This tool allows to clone ECR repositories between independent AWS accounts, when direct mirroring is not allowed by access policies, or when smart cloning rules should be applied.
It uses a host in the middle, that has access to both AWS accounts, and runs docker to pull-push images.
The following packages should be installed on the machine and be accessible with PATH variable:
- Python 3.5+ with basic set of modules.
- aws CLI 2.0+ binary.
- docker binary, all recent versions should work.
The tool was tested with Python 3.9.7, aws-cli 2.7.1 and docker 20.10.16.
You need to have access to both 'source' and 'destination' AWS accounts.
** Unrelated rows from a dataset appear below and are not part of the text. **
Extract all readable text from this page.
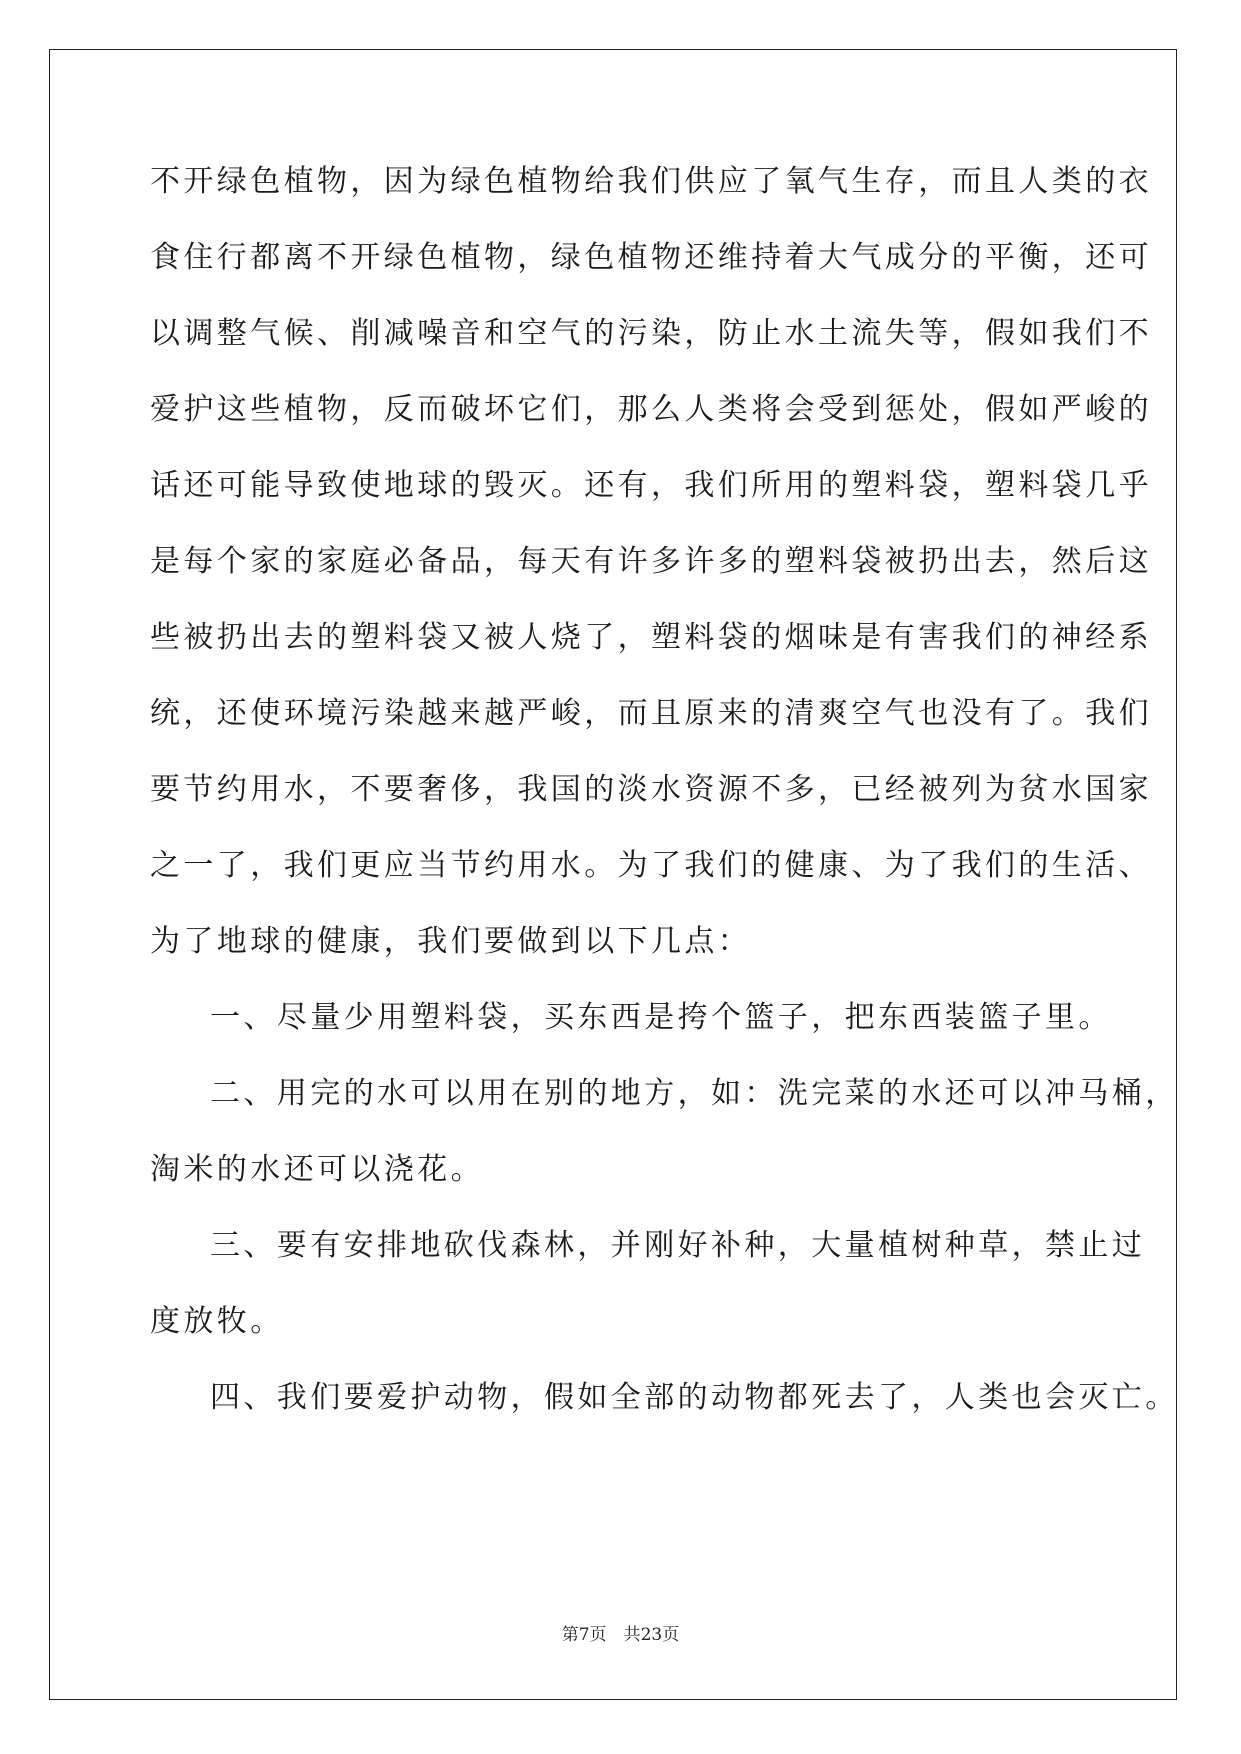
不开绿色植物，因为绿色植物给我们供应了氧气生存，而且人类的衣
食住行都离不开绿色植物，绿色植物还维持着大气成分的平衡，还可
以调整气候、削减噪音和空气的污染，防止水土流失等，假如我们不
爱护这些植物，反而破坏它们，那么人类将会受到惩处，假如严峻的
话还可能导致使地球的毁灭。还有，我们所用的塑料袋，塑料袋几乎
是每个家的家庭必备品，每天有许多许多的塑料袋被扔出去，然后这
些被扔出去的塑料袋又被人烧了，塑料袋的烟味是有害我们的神经系
统，还使环境污染越来越严峻，而且原来的清爽空气也没有了。我们
要节约用水，不要奢侈，我国的淡水资源不多，已经被列为贫水国家
之一了，我们更应当节约用水。为了我们的健康、为了我们的生活、
为了地球的健康，我们要做到以下几点：
一、尽量少用塑料袋，买东西是挎个篮子，把东西装篮子里。
二、用完的水可以用在别的地方，如：洗完菜的水还可以冲马桶，
淘米的水还可以浇花。
三、要有安排地砍伐森林，并刚好补种，大量植树种草，禁止过
度放牧。
四、我们要爱护动物，假如全部的动物都死去了，人类也会灭亡。
第7页　共23页
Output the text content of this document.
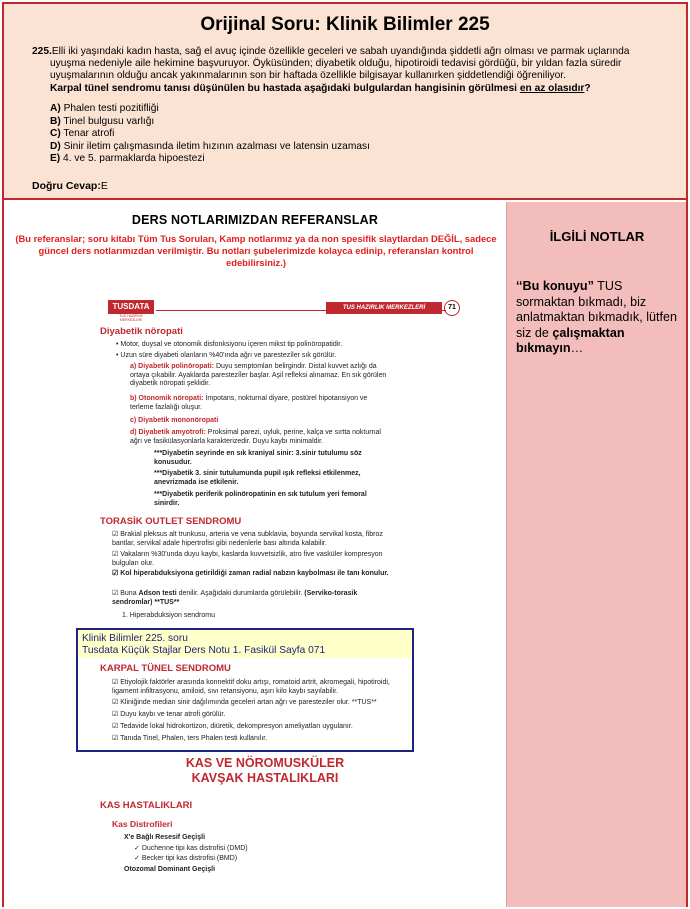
Orijinal Soru: Klinik Bilimler 225
225.Elli iki yaşındaki kadın hasta, sağ el avuç içinde özellikle geceleri ve sabah uyandığında şiddetli ağrı olması ve parmak uçlarında uyuşma nedeniyle aile hekimine başvuruyor. Öyküsünden; diyabetik olduğu, hipotiroidi tedavisi gördüğü, bir yıldan fazla süredir uyuşmalarının olduğu ancak yakınmalarının son bir haftada özellikle bilgisayar kullanırken şiddetlendiği öğreniliyor.
Karpal tünel sendromu tanısı düşünülen bu hastada aşağıdaki bulgulardan hangisinin görülmesi en az olasıdır?
A) Phalen testi pozitifliği
B) Tinel bulgusu varlığı
C) Tenar atrofi
D) Sinir iletim çalışmasında iletim hızının azalması ve latensin uzaması
E) 4. ve 5. parmaklarda hipoestezi
Doğru Cevap:E
DERS NOTLARIMIZDAN REFERANSLAR
(Bu referanslar; soru kitabı Tüm Tus Soruları, Kamp notlarımız ya da non spesifik slaytlardan DEĞİL, sadece güncel ders notlarımızdan verilmiştir. Bu notları şubelerimizde kolayca edinip, referansları kontrol edebilirsiniz.)
İLGİLİ NOTLAR
‘‘Bu konuyu” TUS sormaktan bıkmadı, biz anlatmaktan bıkmadık, lütfen siz de çalışmaktan bıkmayın…
TUSDATA
TUS HAZIRLIK MERKEZLERİ
TUS HAZIRLIK MERKEZLERİ	71
Diyabetik nöropati
• Motor, duysal ve otonomik disfonksiyonu içeren mikst tip polinöropatidir.
• Uzun süre diyabeti olanların %40'ında ağrı ve parestezíler sık görülür.
a) Diyabetik polinöropati: Duyu semptomları belirgindir. Distal kuvvet azlığı da ortaya çıkabilir. Ayaklarda parestezíler başlar. Aşil refleksi alınamaz. En sık görülen diyabetik nöropati şeklidir.
b) Otonomik nöropati: İmpotans, nokturnal diyare, postürel hipotansiyon ve terleme fazlalığı oluşur.
c) Diyabetik mononöropati
d) Diyabetik amyotrofi: Proksimal parezi, uyluk, perine, kalça ve sırtta nokturnal ağrı ve fasikülasyonlarla karakterizedir. Duyu kaybı minimaldir.
***Diyabetin seyrinde en sık kraniyal sinir: 3.sinir tutulumu söz konusudur.
***Diyabetik 3. sinir tutulumunda pupil ışık refleksi etkilenmez, anevrizmada ise etkilenir.
***Diyabetik periferik polinöropatinin en sık tutulum yeri femoral sinirdir.
TORASİK OUTLET SENDROMU
☑ Brakial pleksus alt trunkusu, arteria ve vena subklavia, boyunda servikal kosta, fibroz bantlar, servikal adale hipertrofisi gibi nedenlerle bası altında kalabilir.
☑ Vakaların %30'unda duyu kaybı, kaslarda kuvvetsizlik, atro five vasküler kompresyon bulguları olur.
☑ Kol hiperabduksiyona getirildiği zaman radial nabzın kaybolması ile tanı konulur.
☑ Buna Adson testi denilir. Aşağıdaki durumlarda görülebilir. (Serviko-torasik sendromlar) **TUS**
1. Hiperabduksiyon sendromu
Klinik Bilimler 225. soru
Tusdata Küçük Stajlar Ders Notu 1. Fasikül Sayfa 071
KARPAL TÜNEL SENDROMU
☑ Etiyolojik faktörler arasında konnektif doku artışı, romatoid artrit, akromegali, hipotiroidi, ligament infiltrasyonu, amiloid, sıvı retansiyonu, aşırı kilo kaybı sayılabilir.
☑ Kliniğinde median sinir dağılımında geceleri artan ağrı ve paresteziler olur. **TUS**
☑ Duyu kaybı ve tenar atrofi görülür.
☑ Tedavide lokal hidrokortizon, diüretik, dekompresyon ameliyatları uygulanır.
☑ Tanıda Tinel, Phalen, ters Phalen testi kullanılır.
KAS VE NÖROMUSKÜLER
KAVŞAK HASTALIKLARI
KAS HASTALIKLARI
Kas Distrofileri
X'e Bağlı Resesif Geçişli
✓ Duchenne tipi kas distrofisi (DMD)
✓ Becker tipi kas distrofisi (BMD)
Otozomal Dominant Geçişli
IAM policies should allow at least read access to the 'source' ECR and write access to the 'destination' ECR.
Particularly, in the 'source' repository, at least the following actions should be allowed by IAM policies for the actual IAM user or role:
- ecr:DescribeImages
- ecr:DescribeRepositories
- ecr:ListImages
- ecr:GetRegistryScanningConfiguration
Correspondingly, in the 'destination' repository, at least the following actions should be allowed by IAM policies for the actual IAM user or role:
- ecr:DescribeImages
- ecr:DescribeRepositories
- ecr:ListImages
- ecr:PutImage
- ecr:InitiateLayerUpload
- ecr:UploadLayerPart
- ecr:CompleteLayerUpload
- ecr:BatchCheckLayerAvailability
Additionally, identity-based IAM policy for the actual IAM user or role should allow the following actions for "*" resource:
In 'source' AWS account:
- ecr:GetAuthorizationToken (necessary to run
docker login
) - ecr:DescribeImageScanFindings (necessary to retrieve scan results)
- ecr:GetBatchImage
In 'destination' AWS account:
- ecr:GetAuthorizationToken (necessary to run
docker login
)
Your ~/.aws/credentials
file should define separate profiles for both 'source' and 'destination' AWS accounts. Example of setup:
~/.aws/credentials
:
[src]
aws_access_key_id = <key_id_src>
aws_secret_access_key = <key_scr>
region = us-east-1
[dst]
aws_access_key_id = <key_id_dst>
aws_secret_access_key = <key_dst>
region = us-west-2
where the values in angle brackets are your actual access credentials for corresponding AWS accounts.
Usage:
aws-ecr-cross-account-clone.py [-h] src_profile src_region dst_profile dst_region [--days DAYS] [--include-repos WHITELIST | --exclude-repos BLACKLIST] [--require-scan] [--verbose | --verbose-auth]
Positional arguments:
src_profile Source AWS profile, as defined in ~/.aws/config
src_region Source AWS region
dst_profile Destination AWS profile, as defined in ~/.aws/config
dst_region Destination AWS region
Optional arguments:
-h, --help Show the help message and exit
--days DAYS, -d DAYS How recent images to synchronize, in calendar days (default 30)
--include-repos WHITELIST Comma-separated white list of repositories to synchronize
--exclude-repos BLACKLIST Comma-separated black list of repositories to exclude from synchronization
--require-scan, -s Clone only scanned images (default False)
--verbose, -v More verbosity, except sensitive authentication data (default False)
--verbose-auth, -vv More verbosity, including sensitive authentication data (default False)
Example:
aws-ecr-cross-account-clone.py src us-east-1 dst us-east-2 --days 14 --require-scan
Notes about whitelisting and blacklisting:
- Arguments
--include-repos
and--exclude-repos
are mutually exclusive. - If either
--include-repos
or--exclude-repos
argument refers a repository name that does not exist in source ECR, such name is ignored, and no error is arisen.
Notes about sensitive authentication data:
--verbose
flag enables printing varios debugging information, but hides AWS authorization tokens.--verbose-auth
flag enables printing varios debugging information like--verbose
flag does, including AWS authorization tokens.